Table 2: Visual acuity preoperatively and three months after cataract and pterygium surgery, Táchira, Venezuela, 2008
*Optimal 0.8–1.0, good 0.6–0.7, fair ≤0.5
To summarize the series, demographic distribution was as expected for the context and type of health intervention. Patient records from Misión Barrio Adentro were the main source of information, complemented by examination of patient candidates. The frequency of surgical complications was high.
LESSONS LEARNED
Age and sex of these surgical patients coincide with that reported in the literature, senile cataract being the most common clinical form.[18,19] In the case of pterygium, lack of access to services because of patients’ limited income may have resulted in this surgery being performed in older-aged adults, when the condition is already advanced.
Educational level and employment status in this population are typical of Venezuela at the time and similar to other contexts in Latin America, Africa and Asia, where many poor people are illiterate or have little schooling, and, hence, few opportunities for employment. These contexts are historically characterized by less than universal health care and by levels of poverty and social inequality that also limit this population’s ability to obtain medical care.
Active case-finding to identify patients in need of surgery is key for this type of health intervention in traditionally disadvantaged communities; hence, the importance of using every means at hand to disseminate a clear, simple message to the public, ensuring above all that it gets to hardest-to-reach population sectors and locales.
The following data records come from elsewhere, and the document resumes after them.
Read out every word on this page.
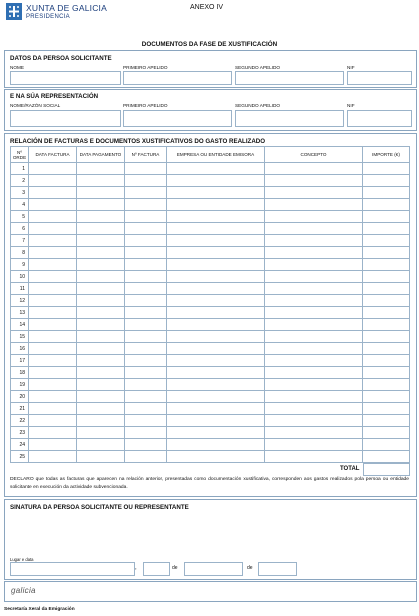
XUNTA DE GALICIA
PRESIDENCIA
ANEXO IV
DOCUMENTOS DA FASE DE XUSTIFICACIÓN
DATOS DA PERSOA SOLICITANTE
NOME	PRIMEIRO APELIDO	SEGUNDO APELIDO	NIF
E NA SÚA REPRESENTACIÓN
NOME/RAZÓN SOCIAL	PRIMEIRO APELIDO	SEGUNDO APELIDO	NIF
RELACIÓN DE FACTURAS E DOCUMENTOS XUSTIFICATIVOS DO GASTO REALIZADO
Nº ORDE	DATA FACTURA	DATA PAGAMENTO	Nº FACTURA	EMPRESA OU ENTIDADE EMISORA	CONCEPTO	IMPORTE (€)
1						
2						
3						
4						
5						
6						
7						
8						
9						
10						
11						
12						
13						
14						
15						
16						
17						
18						
19						
20						
21						
22						
23						
24						
25						
TOTAL
DECLARO que todas as facturas que aparecen na relación anterior, presentadas como documentación xustificativa, corresponden aos gastos realizados pola persoa ou entidade solicitante en execución da actividade subvencionada.
SINATURA DA PERSOA SOLICITANTE OU REPRESENTANTE
Lugar e data
,	de	de
galicia
Secretaría Xeral da Emigración
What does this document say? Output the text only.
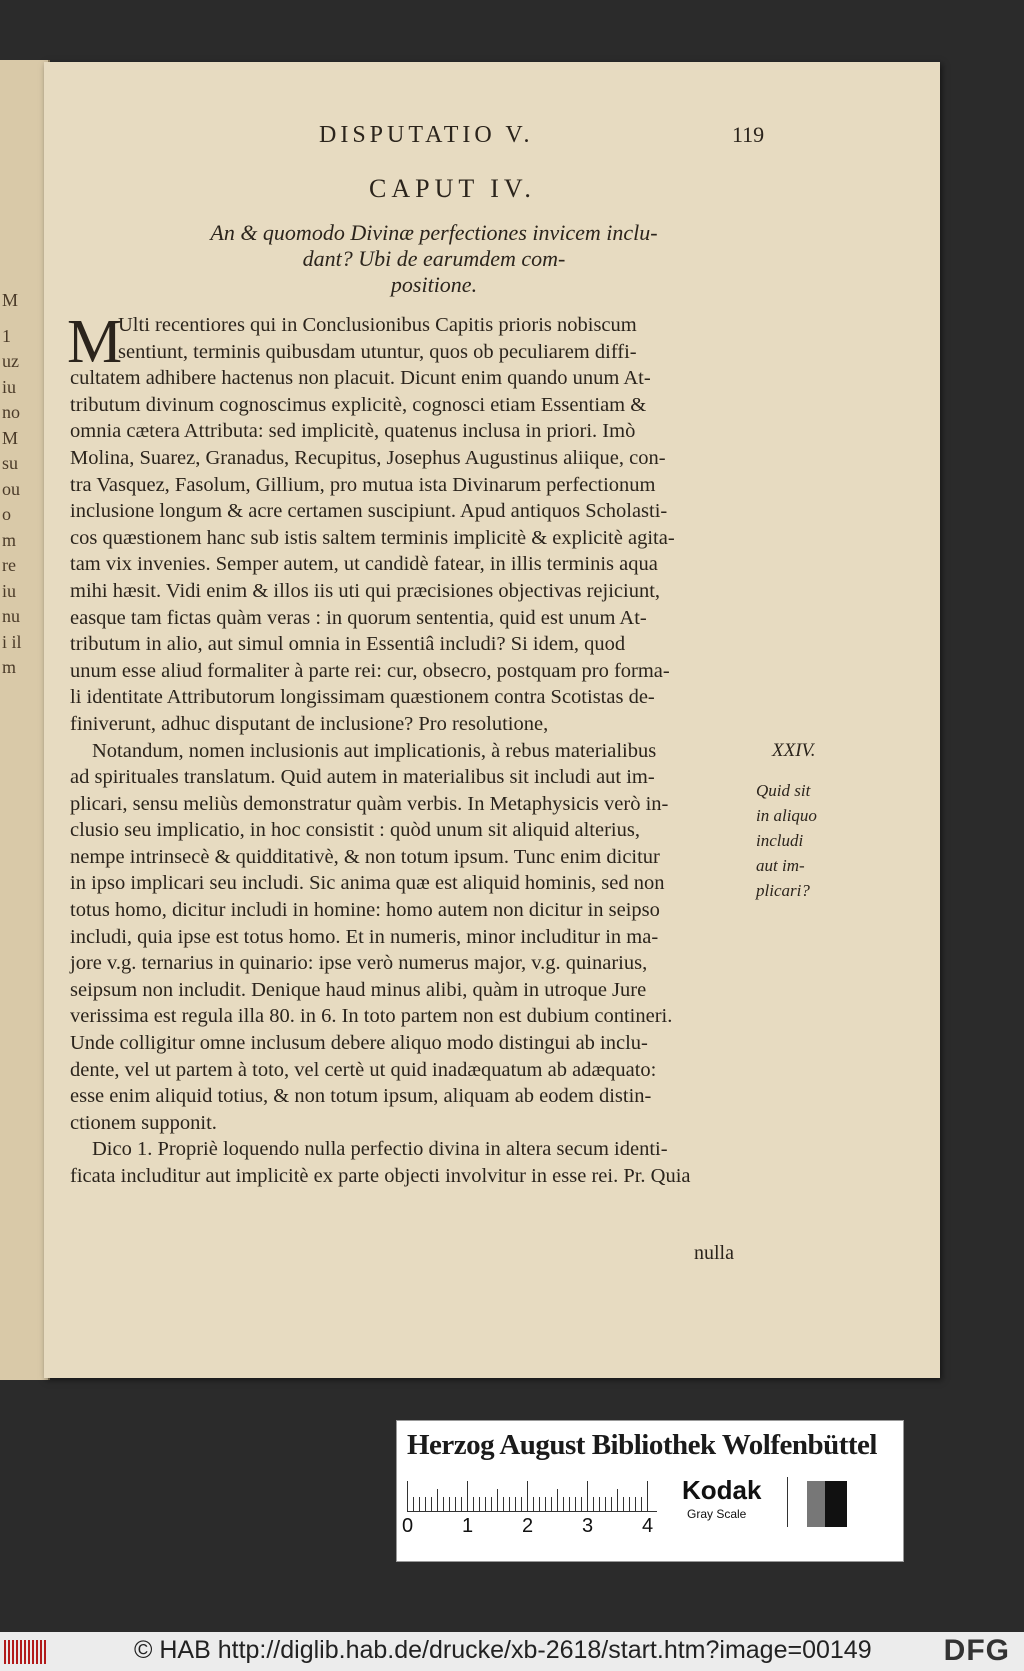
M
1
uz
iu
no
M
su
ou
o
m
re
iu
nu
i il
m
DISPUTATIO V.	119
CAPUT IV.
An & quomodo Divinæ perfectiones invicem inclu-
dant? Ubi de earumdem com-
positione.
M
Ulti recentiores qui in Conclusionibus Capitis prioris nobiscum
sentiunt, terminis quibusdam utuntur, quos ob peculiarem diffi-
cultatem adhibere hactenus non placuit. Dicunt enim quando unum At-
tributum divinum cognoscimus explicitè, cognosci etiam Essentiam &
omnia cætera Attributa: sed implicitè, quatenus inclusa in priori. Imò
Molina, Suarez, Granadus, Recupitus, Josephus Augustinus aliique, con-
tra Vasquez, Fasolum, Gillium, pro mutua ista Divinarum perfectionum
inclusione longum & acre certamen suscipiunt. Apud antiquos Scholasti-
cos quæstionem hanc sub istis saltem terminis implicitè & explicitè agita-
tam vix invenies. Semper autem, ut candidè fatear, in illis terminis aqua
mihi hæsit. Vidi enim & illos iis uti qui præcisiones objectivas rejiciunt,
easque tam fictas quàm veras : in quorum sententia, quid est unum At-
tributum in alio, aut simul omnia in Essentiâ includi? Si idem, quod
unum esse aliud formaliter à parte rei: cur, obsecro, postquam pro forma-
li identitate Attributorum longissimam quæstionem contra Scotistas de-
finiverunt, adhuc disputant de inclusione? Pro resolutione,
Notandum, nomen inclusionis aut implicationis, à rebus materialibus
ad spirituales translatum. Quid autem in materialibus sit includi aut im-
plicari, sensu meliùs demonstratur quàm verbis. In Metaphysicis verò in-
clusio seu implicatio, in hoc consistit : quòd unum sit aliquid alterius,
nempe intrinsecè & quidditativè, & non totum ipsum. Tunc enim dicitur
in ipso implicari seu includi. Sic anima quæ est aliquid hominis, sed non
totus homo, dicitur includi in homine: homo autem non dicitur in seipso
includi, quia ipse est totus homo. Et in numeris, minor includitur in ma-
jore v.g. ternarius in quinario: ipse verò numerus major, v.g. quinarius,
seipsum non includit. Denique haud minus alibi, quàm in utroque Jure
verissima est regula illa 80. in 6. In toto partem non est dubium contineri.
Unde colligitur omne inclusum debere aliquo modo distingui ab inclu-
dente, vel ut partem à toto, vel certè ut quid inadæquatum ab adæquato:
esse enim aliquid totius, & non totum ipsum, aliquam ab eodem distin-
ctionem supponit.
Dico 1. Propriè loquendo nulla perfectio divina in altera secum identi-
ficata includitur aut implicitè ex parte objecti involvitur in esse rei. Pr. Quia
XXIV.
Quid sit
in aliquo
includi
aut im-
plicari?
nulla
Herzog August Bibliothek Wolfenbüttel
0 1 2 3 4
Kodak
Gray Scale
© HAB http://diglib.hab.de/drucke/xb-2618/start.htm?image=00149 DFG
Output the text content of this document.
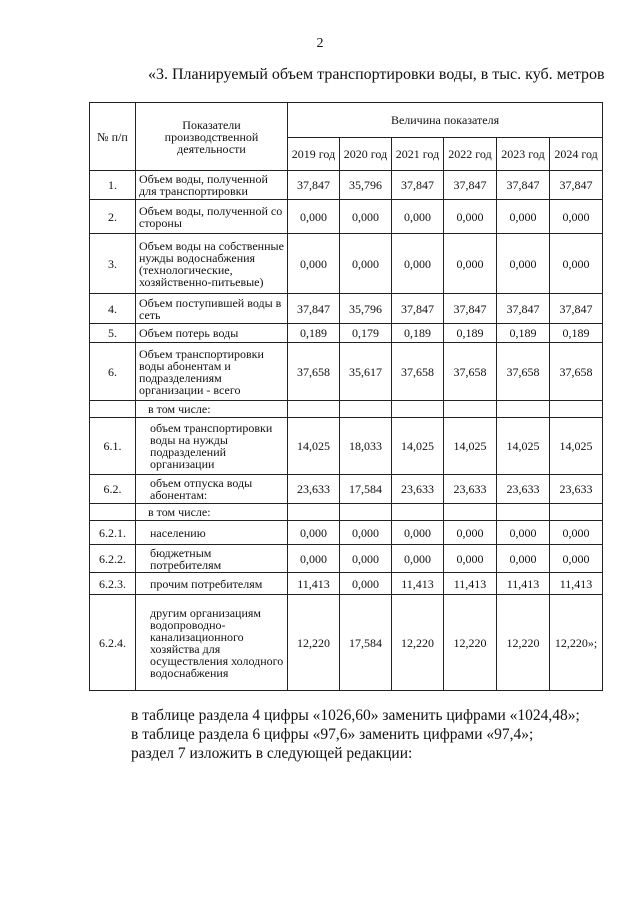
2
«3. Планируемый объем транспортировки воды, в тыс. куб. метров
№ п/п	Показатели производственной деятельности	Величина показателя					
		2019 год	2020 год	2021 год	2022 год	2023 год	2024 год
1.	Объем воды, полученной для транспортировки	37,847	35,796	37,847	37,847	37,847	37,847
2.	Объем воды, полученной со стороны	0,000	0,000	0,000	0,000	0,000	0,000
3.	Объем воды на собственные нужды водоснабжения (технологические, хозяйственно-питьевые)	0,000	0,000	0,000	0,000	0,000	0,000
4.	Объем поступившей воды в сеть	37,847	35,796	37,847	37,847	37,847	37,847
5.	Объем потерь воды	0,189	0,179	0,189	0,189	0,189	0,189
6.	Объем транспортировки воды абонентам и подразделениям организации - всего	37,658	35,617	37,658	37,658	37,658	37,658
	в том числе:						
6.1.	объем транспортировки воды на нужды подразделений организации	14,025	18,033	14,025	14,025	14,025	14,025
6.2.	объем отпуска воды абонентам:	23,633	17,584	23,633	23,633	23,633	23,633
	в том числе:						
6.2.1.	населению	0,000	0,000	0,000	0,000	0,000	0,000
6.2.2.	бюджетным потребителям	0,000	0,000	0,000	0,000	0,000	0,000
6.2.3.	прочим потребителям	11,413	0,000	11,413	11,413	11,413	11,413
6.2.4.	другим организациям водопроводно-канализационного хозяйства для осуществления холодного водоснабжения	12,220	17,584	12,220	12,220	12,220	12,220»;

в таблице раздела 4 цифры «1026,60» заменить цифрами «1024,48»;

в таблице раздела 6 цифры «97,6» заменить цифрами «97,4»;

раздел 7 изложить в следующей редакции:
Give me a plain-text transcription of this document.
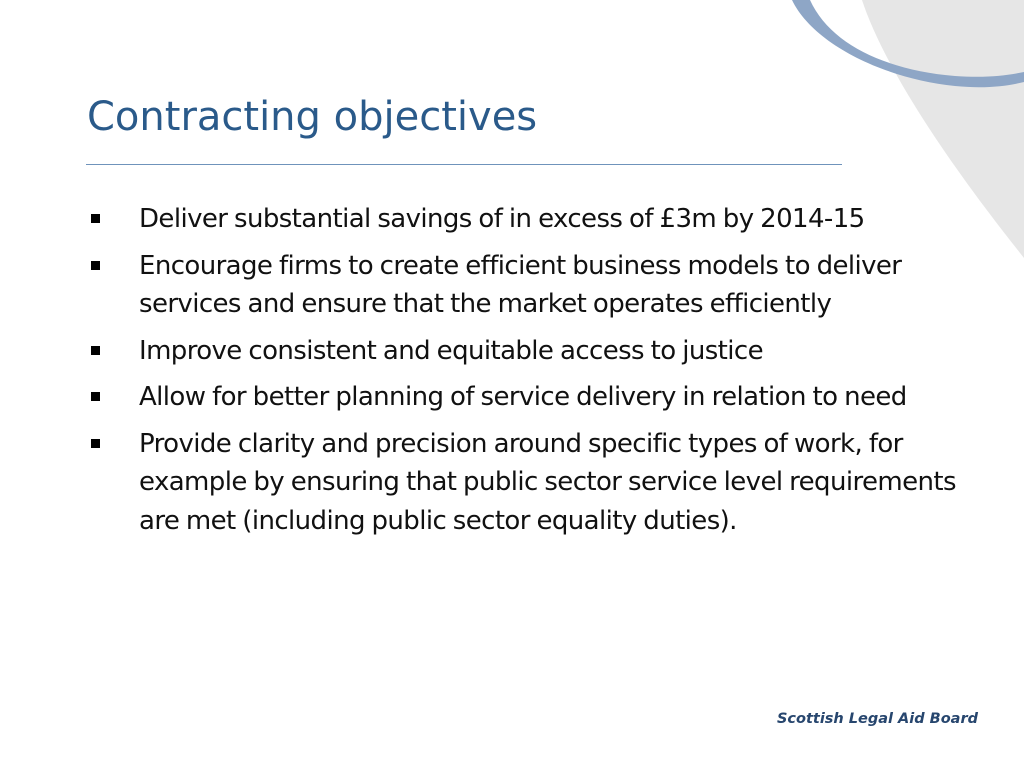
Contracting objectives
Deliver substantial savings of in excess of £3m by 2014-15
Encourage firms to create efficient business models to deliver services and ensure that the market operates efficiently
Improve consistent and equitable access to justice
Allow for better planning of service delivery in relation to need
Provide clarity and precision around specific types of work, for example by ensuring that public sector service level requirements are met (including public sector equality duties).
Scottish Legal Aid Board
This was possible through use of local volunteers and the media, and helped guarantee patient use of Misión Milagro services. Although quality of life as such was not measured, presumably this benefited substantially from sight improvement or restoration. González has demonstrated an improvement in vision-related quality of life after cataract surgery.[20]
As to the success of the surgery, outcomes were adversely impacted by the fact that most patients (94.2%; 198/210) who had undergone surgery had to return to their jobs prematurely after surgery for financial reasons. Moreover, much of their work required physical exertion and exposure to sun and heat—generally inadvisable for these patients—compounded by lack of postoperative rest. All of this made patients vulnerable to the types of complications reported most frequently in the literature.[21–26] Nevertheless, sight recovery in these surgical patients was substantial, with 93.6% of cataract patients achieving at least good visual acuity.
Thus the intervention can be considered successful and potentially replicable in similar contexts, although it would be useful to design or improve preoperative patient education programs to provide more information on the importance of rest, hygiene and adequate postoperative self-management, to ascertain whether such an initiative might help overcome the negative effects of poverty and related social determinants on outcomes for low-income patients.
Our experiences indicate that humanitarian missions, bilateral accords or intergovernmental cooperation programs such as Misión Milagro can contribute to the sought-after goal of health equity, even in situations of marked social inequality where the gap often appears to be unbridgeable.
Our results also underline the importance of social determinants of health in surgical patients’ ability to properly complete their postoperative recovery and maximize sight recovery.